The low stance shifting of Snake is designed to improve joint and hip flexibility. Within movements of Snake, the spleen is compressed and stretched. This helps relax the spleen to better aid in the digestion of food and absorption of energy into the bodies blood. When the practitioner is affected by excessive worry, possibly from mental exertion from work or dwelling on other personal problems, it is possible that the spleen is in an imbalance.
The final animal in this particular qigong practice is the Crane. The Crane stance is a great way to practice balance and stability, both externally and internally. The movements of Crane are related to the balances and imbalances of the practitioners heart. The Chinese say that "When the heart is at ease, the body is healthy." In practice we can see this first hand. During practice, if the heart is distracted or at an imbalance, it becomes difficult to maintain posture and stability. However, if we we can relax the mind and relieve ourselves of those troubles that we keep close to our heart, the heart can relax and, in calming, balance can be attained.

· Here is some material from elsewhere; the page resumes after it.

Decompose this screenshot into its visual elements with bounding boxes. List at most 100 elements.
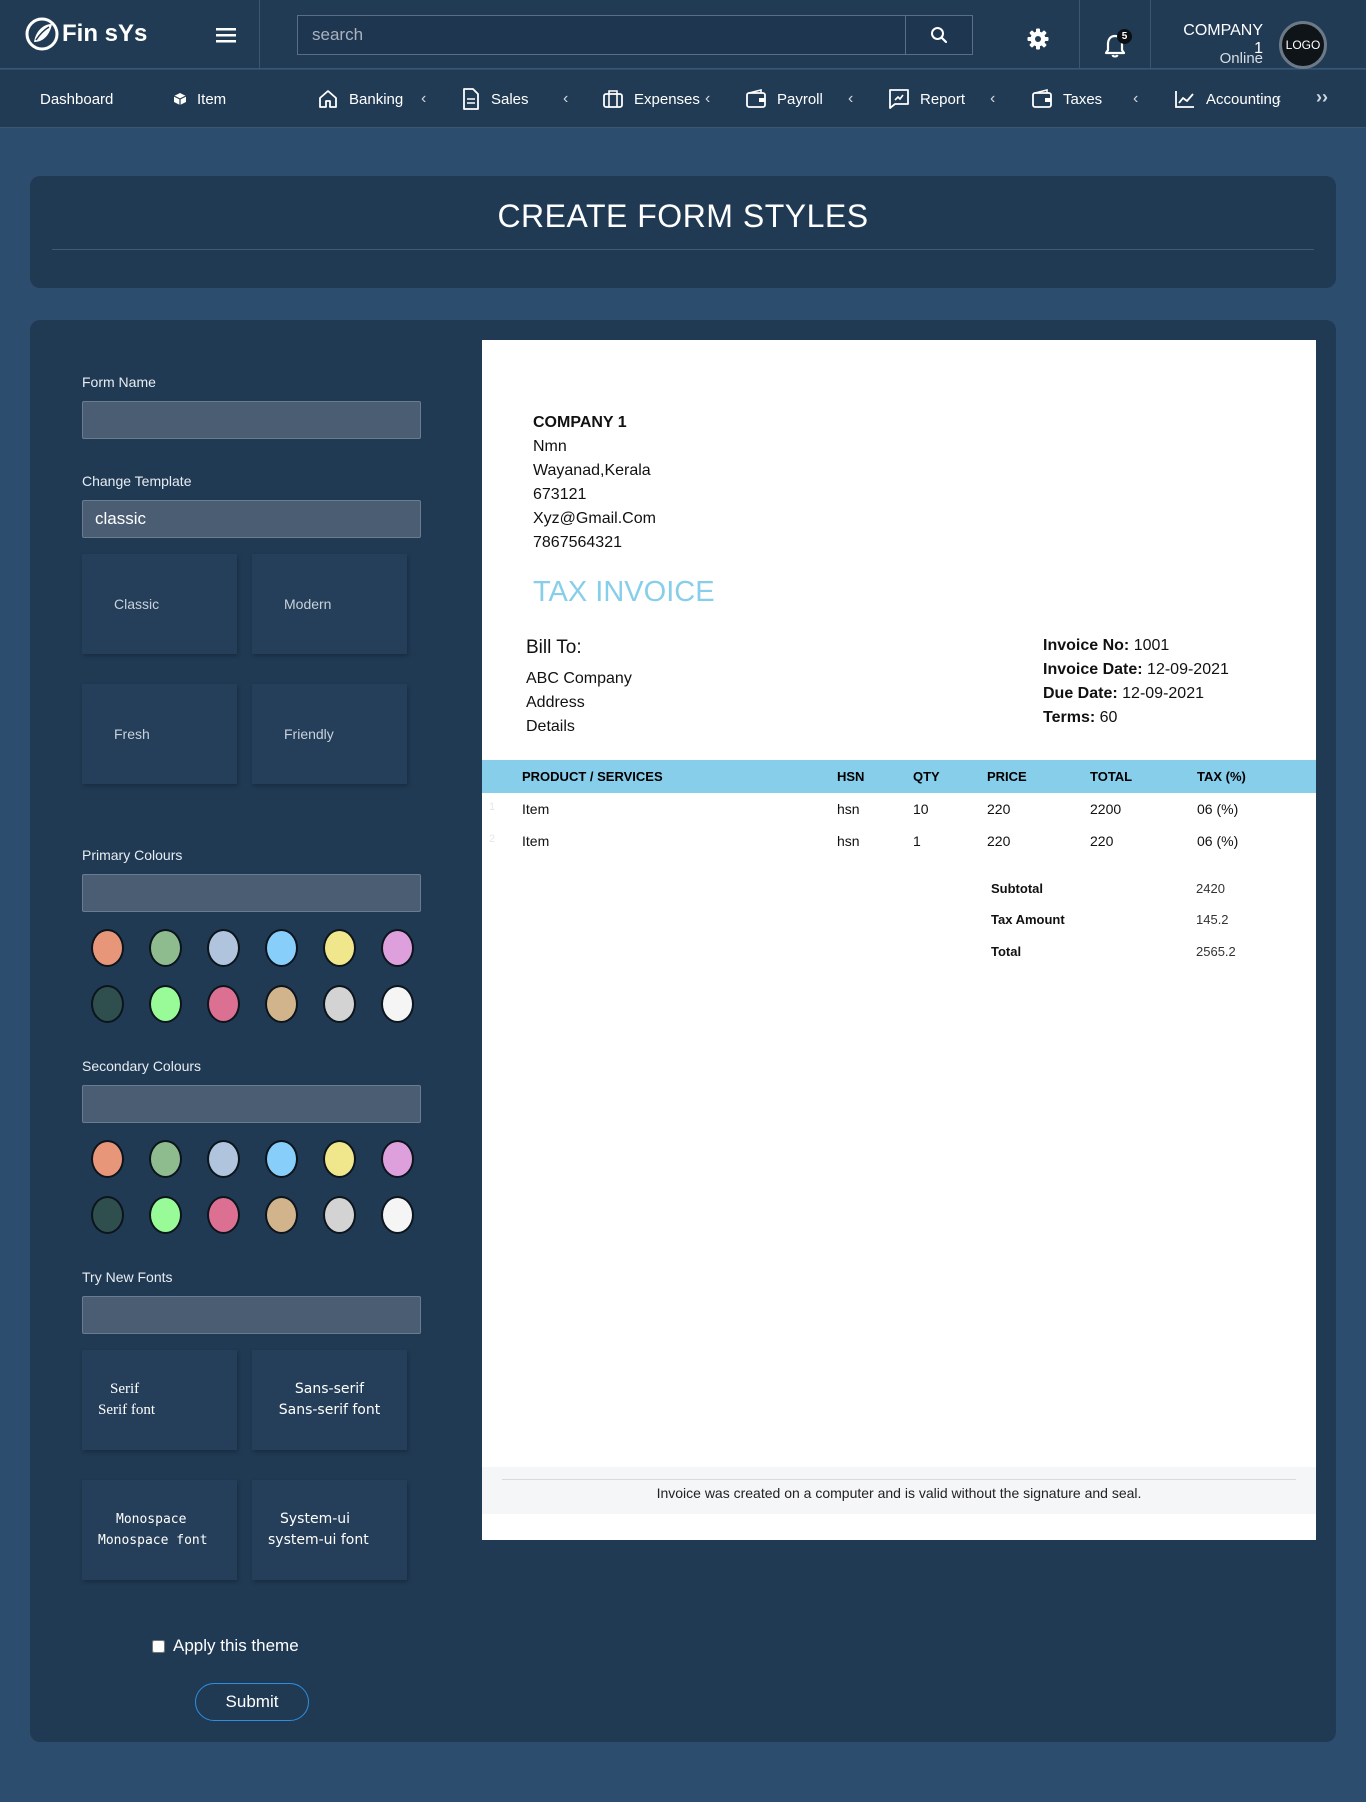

With the tools found in the practice of qigong such as the Five Animal Qigong here, one can begin to build a bridge over troubles and imbalances in the body and mind and move towards a more balanced and stable life.
The assimilation of a qigong practice into ones life can bring great benefits to an individual. Physically, it can improve flexibility, vigor, coordination, balance, body awareness, blood circulation, organ health, and communication throughout the natural systems in the body. All in all, guiding the body towards better health and longevity. Mentally, qigong can be used as a compass to understanding emotional imbalances the practitioner may be suffering from, even if it is on a subconscious level. With a dedicated routine, qigong doesn't only make one aware of these things, but it can also be used to slowly relax and release such feelings of anxiety, stress, fear, anger, and so forth.
From improving joint movement to cultivating a better outlook on life, qigong has a multitude of uses that have been in practice for thousands of years. Wu Xing Qigong, Five Animals Qigong, is a great way to follow in the footsteps of history toward the creation of a brighter future for yourself.